神を信じないエドワードと信心深いカーターという設定なのも、そこで反目しあったり、亀裂が生じたりするのかと思いきや、何もなし。じゃあ、なぜそんな設定にしているのかと突っ込まずにはいられません。あちこちに「思わせぶりな伏線」を敷いていながら、結局それらは単なる味付けとして存在しているだけで、物語そのものを突き動かすものではない。「死」を前にした人間同士だからこそ、もっと絞り出すような感情表現やエピソードがあってもいいのではないでしょうか。葬儀での泣かせるスピーチの後「知らない人のために役に立つ」という項目にチェックを入れる。ここだけは、面白いひねりだと思いましたが、あとは全てが予測どおり。下手に泣かせようとしていないのはいいですが、深みが足りなかった。

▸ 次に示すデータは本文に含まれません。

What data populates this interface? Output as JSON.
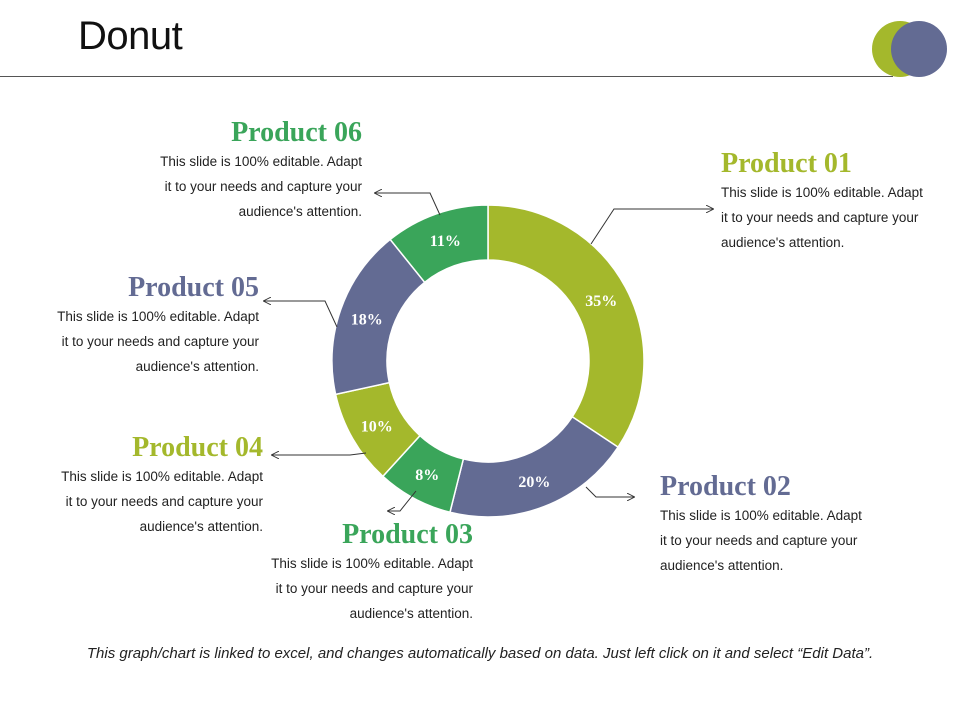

そして、この邦題はどうでしょう。「最高の人生」そこまで断言しちゃう?そりゃ、ありあまるお金があればね、と皮肉りたくなります。原題は「THE BUCKET LIST」で、劇中では「棺桶リスト」と訳されているのですが、BUCKETっていわゆるバケツのこと。アメリカでは、この単語が棺桶と言う意味を持つのでしょうか。その辺り、英語に詳しくないので何とも言えませんが、バケツなんてものが比喩として使われていることには、何か自嘲的な意味合いが込められているような気がしてなりません。「死ぬまでにしたい10のこと」(こちらは秀作)という邦題を意識して、敢えてかぶらないようにしたのでしょうか。原題が持っている(のかも知れない)悲哀をこの邦題が遠ざけてしまったように感じます。